雖然在Kubernetes v1.2中,Kubernetes推出了Deployments特性,Deployment通過創建ReplicaSet來管理Pod,ReplicaSet被視爲下一代ReplicationController。但實際上ReplicaSet和ReplicationController區別僅僅是其Selector支持的類型不同。

  • ReplicaSet既支持equality-based selector requirements,也支持set-based selector requirements。
  • ReplicationController只支持equality-based selector requirements。

當然Deployments的還是很有用的,可以支持用戶的滾動部署的需求。對Deployments的分析我會在後面單獨搞一篇博文。在本文,我們只看ReplicationController。

需要澄清一點,這裏我們說的ReplicationController是RC控制器,而不是RC Resource。

本文基於kubernetes v1.5的代碼進行分析。

ReplicationManager

ReplicationManager就是ReplicationController控制器對象,方便在代碼中和ReplicationController Resource API Object進行區分。下面代碼是ReplicationManager的結構定義。
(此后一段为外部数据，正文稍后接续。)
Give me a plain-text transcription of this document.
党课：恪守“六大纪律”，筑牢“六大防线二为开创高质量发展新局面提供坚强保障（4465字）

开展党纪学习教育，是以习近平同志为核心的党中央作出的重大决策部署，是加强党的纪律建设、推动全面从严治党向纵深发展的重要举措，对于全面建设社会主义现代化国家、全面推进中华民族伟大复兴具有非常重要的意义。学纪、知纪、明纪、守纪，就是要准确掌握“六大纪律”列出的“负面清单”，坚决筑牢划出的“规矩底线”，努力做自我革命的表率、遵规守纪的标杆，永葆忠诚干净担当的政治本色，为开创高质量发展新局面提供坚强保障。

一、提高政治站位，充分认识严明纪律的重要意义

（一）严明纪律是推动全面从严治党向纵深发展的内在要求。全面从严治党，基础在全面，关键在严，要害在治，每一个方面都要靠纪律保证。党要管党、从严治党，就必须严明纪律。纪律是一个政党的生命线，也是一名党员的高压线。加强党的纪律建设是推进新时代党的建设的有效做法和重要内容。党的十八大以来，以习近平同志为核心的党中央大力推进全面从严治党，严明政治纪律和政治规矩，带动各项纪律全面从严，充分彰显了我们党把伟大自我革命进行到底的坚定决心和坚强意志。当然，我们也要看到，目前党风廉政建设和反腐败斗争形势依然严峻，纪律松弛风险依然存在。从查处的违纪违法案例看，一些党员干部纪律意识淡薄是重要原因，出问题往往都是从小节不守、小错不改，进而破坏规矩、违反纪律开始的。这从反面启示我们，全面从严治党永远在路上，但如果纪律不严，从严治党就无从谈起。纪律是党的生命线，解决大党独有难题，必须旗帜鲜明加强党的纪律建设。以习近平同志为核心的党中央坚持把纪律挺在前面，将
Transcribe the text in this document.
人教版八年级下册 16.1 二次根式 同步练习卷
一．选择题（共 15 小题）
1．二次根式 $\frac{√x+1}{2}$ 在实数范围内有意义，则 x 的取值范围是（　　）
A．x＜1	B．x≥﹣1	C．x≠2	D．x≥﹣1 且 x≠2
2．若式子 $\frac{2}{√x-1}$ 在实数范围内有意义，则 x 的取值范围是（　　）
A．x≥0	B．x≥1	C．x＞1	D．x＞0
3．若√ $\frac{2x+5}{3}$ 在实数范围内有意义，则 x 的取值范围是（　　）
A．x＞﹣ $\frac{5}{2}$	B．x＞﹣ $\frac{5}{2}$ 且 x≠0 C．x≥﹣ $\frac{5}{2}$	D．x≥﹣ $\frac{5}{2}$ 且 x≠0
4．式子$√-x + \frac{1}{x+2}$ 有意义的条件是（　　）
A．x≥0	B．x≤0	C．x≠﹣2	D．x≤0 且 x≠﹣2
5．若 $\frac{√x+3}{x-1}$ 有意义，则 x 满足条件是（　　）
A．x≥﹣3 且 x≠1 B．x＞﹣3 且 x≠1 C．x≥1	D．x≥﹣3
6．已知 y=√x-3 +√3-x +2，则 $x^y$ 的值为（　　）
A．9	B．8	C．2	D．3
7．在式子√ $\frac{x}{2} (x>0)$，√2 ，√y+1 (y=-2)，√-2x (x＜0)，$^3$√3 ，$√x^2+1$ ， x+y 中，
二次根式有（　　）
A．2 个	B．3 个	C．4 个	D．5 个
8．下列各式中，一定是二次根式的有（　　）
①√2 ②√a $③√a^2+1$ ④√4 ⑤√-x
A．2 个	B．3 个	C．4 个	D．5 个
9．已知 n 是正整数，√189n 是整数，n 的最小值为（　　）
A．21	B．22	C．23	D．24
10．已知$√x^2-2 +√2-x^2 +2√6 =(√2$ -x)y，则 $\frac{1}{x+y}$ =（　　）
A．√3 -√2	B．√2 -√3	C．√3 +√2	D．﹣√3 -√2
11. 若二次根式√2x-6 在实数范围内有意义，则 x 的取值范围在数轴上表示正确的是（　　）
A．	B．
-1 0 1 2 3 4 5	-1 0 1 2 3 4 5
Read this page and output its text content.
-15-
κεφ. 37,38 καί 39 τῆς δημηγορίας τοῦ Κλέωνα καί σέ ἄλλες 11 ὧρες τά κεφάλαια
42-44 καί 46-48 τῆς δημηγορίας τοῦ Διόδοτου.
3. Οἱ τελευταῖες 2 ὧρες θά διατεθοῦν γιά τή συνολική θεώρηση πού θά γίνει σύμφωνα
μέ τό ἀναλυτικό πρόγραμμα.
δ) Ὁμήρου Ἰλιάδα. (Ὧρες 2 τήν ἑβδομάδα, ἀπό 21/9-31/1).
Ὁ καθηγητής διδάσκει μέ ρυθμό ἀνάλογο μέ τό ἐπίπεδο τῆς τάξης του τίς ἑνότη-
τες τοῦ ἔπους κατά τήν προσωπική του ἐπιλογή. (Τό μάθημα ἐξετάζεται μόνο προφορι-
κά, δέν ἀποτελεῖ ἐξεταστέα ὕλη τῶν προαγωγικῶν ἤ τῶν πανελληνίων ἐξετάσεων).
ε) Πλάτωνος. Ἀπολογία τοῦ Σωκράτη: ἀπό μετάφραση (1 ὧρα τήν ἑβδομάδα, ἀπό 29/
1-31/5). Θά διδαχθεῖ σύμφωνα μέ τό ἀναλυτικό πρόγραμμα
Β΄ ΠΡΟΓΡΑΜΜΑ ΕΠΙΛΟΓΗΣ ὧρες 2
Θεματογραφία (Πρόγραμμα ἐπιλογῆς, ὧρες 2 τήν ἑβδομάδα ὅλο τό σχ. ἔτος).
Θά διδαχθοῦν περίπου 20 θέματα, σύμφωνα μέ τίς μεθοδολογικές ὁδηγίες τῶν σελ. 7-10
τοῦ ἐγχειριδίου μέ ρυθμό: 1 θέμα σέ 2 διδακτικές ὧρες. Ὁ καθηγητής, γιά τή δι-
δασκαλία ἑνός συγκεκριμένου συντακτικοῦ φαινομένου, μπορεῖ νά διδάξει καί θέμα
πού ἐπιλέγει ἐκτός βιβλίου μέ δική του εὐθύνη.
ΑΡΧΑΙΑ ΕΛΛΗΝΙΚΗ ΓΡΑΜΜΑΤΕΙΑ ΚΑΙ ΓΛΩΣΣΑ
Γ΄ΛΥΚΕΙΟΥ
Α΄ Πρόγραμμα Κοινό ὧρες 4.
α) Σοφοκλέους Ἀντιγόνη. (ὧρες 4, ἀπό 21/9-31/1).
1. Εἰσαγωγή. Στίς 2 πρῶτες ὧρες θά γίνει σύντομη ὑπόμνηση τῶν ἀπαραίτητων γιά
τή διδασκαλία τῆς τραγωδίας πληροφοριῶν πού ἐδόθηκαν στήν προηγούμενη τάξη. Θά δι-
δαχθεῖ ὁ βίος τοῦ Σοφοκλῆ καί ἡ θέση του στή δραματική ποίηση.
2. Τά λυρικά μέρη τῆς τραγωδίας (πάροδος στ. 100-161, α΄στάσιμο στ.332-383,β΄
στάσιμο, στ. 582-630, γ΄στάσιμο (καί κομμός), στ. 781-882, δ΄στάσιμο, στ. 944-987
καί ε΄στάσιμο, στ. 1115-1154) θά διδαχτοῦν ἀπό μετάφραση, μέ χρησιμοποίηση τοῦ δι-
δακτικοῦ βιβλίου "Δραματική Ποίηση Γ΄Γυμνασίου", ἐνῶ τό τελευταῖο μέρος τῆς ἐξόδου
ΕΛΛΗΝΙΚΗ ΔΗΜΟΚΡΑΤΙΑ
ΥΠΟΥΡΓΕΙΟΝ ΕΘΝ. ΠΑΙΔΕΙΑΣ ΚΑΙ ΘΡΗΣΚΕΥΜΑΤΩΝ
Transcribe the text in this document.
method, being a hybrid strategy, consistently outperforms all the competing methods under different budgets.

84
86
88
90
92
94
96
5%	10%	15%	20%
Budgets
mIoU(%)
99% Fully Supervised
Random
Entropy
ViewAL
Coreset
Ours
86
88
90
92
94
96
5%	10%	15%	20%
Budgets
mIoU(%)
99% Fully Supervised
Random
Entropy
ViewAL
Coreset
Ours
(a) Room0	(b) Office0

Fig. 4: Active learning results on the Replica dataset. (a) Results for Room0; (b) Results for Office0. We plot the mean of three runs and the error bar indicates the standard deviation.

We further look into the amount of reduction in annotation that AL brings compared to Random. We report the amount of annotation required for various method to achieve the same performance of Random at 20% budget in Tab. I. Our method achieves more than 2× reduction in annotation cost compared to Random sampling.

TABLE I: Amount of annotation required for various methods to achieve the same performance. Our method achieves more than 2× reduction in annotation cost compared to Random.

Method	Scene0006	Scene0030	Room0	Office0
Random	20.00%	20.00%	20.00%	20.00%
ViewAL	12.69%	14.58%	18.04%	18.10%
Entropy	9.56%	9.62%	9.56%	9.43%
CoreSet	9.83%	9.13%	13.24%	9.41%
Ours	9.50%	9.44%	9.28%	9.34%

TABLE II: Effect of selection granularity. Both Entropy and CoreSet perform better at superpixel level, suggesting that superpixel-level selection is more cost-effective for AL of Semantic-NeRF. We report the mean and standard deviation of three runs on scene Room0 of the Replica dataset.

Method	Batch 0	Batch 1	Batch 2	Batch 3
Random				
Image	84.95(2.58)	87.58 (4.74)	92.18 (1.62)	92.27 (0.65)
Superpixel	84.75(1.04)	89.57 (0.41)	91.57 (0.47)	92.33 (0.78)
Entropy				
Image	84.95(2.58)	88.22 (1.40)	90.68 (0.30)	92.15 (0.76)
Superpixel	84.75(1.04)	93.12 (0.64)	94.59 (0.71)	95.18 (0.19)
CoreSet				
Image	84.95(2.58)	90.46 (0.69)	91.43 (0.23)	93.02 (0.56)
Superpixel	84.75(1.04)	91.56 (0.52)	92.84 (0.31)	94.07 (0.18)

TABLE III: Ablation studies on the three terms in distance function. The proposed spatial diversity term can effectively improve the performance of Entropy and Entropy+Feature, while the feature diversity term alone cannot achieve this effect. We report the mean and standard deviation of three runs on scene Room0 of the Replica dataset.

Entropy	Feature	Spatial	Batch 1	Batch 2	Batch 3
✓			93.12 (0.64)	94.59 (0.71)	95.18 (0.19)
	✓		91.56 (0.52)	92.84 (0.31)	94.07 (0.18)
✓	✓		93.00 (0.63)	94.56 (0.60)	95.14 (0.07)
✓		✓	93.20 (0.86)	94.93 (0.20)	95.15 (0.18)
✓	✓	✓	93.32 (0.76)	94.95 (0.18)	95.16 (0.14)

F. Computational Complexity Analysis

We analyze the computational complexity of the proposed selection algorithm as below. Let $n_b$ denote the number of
pkg/controller/replication/replication_controller.go:75

// ReplicationManager is responsible for synchronizing ReplicationController objects stored in the system with actual running pods.
type ReplicationManager struct {
    kubeClient clientset.Interface
    podControl controller.PodControlInterface

    // internalPodInformer is used to hold a personal informer.  If we're using
    // a normal shared informer, then the informer will be started for us.  If
    // we have a personal informer, we must start it ourselves.   If you start
    // the controller using NewReplicationManager(passing SharedInformer), this
    // will be null
    internalPodInformer cache.SharedIndexInformer

    // An rc is temporarily suspended after creating/deleting these many replicas.
    // It resumes normal action after observing the watch events for them.
    burstReplicas int
    // To allow injection of syncReplicationController for testing.
    syncHandler func(rcKey string) error

    // A TTLCache of pod creates/deletes each rc expects to see.
    expectations *controller.UIDTrackingControllerExpectations

    // A store of replication controllers, populated by the rcController
    rcStore cache.StoreToReplicationControllerLister
    // Watches changes to all replication controllers
    rcController *cache.Controller
    // A store of pods, populated by the podController
    podStore cache.StoreToPodLister
    // Watches changes to all pods
    podController cache.ControllerInterface
    // podStoreSynced returns true if the pod store has been synced at least once.
    // Added as a member to the struct to allow injection for testing.
    podStoreSynced func() bool

    lookupCache *controller.MatchingCache

    // Controllers that need to be synced
    queue workqueue.RateLimitingInterface

    // garbageCollectorEnabled denotes if the garbage collector is enabled. RC
    // manager behaves differently if GC is enabled.
    garbageCollectorEnabled bool
}

重點對下面個幾個對象介紹說明:

  • podControl: 提供Create/Delete Pod的操作接口。
  • burstReplicas: 每次批量Create/Delete Pods時允許併發的最大數量。
  • syncHandler: 真正執行Replica Sync的函數。
  • expectation: 維護的期望狀態下的Pod的Uid Cache,並且提供了修正該Cache的接口。
  • rcStore: ReplicationController Resource對象的Indexer,數據由rcController提供和維護。
  • rcController: 用來watch 所有 ReplicationController Resource,watch到的change更新到rcStore中。
  • podStore: Pod的Indexer,數據由podController提供和維護。
  • podController: 用來watch所有Pod Resource,watch到的change更新到podStore中。
  • queue: 用來存放待sync的RC,是一個RateLimit類型的queue。
  • lookupCache: 提供Pod和RC匹配信息的cache,以提高查詢效率。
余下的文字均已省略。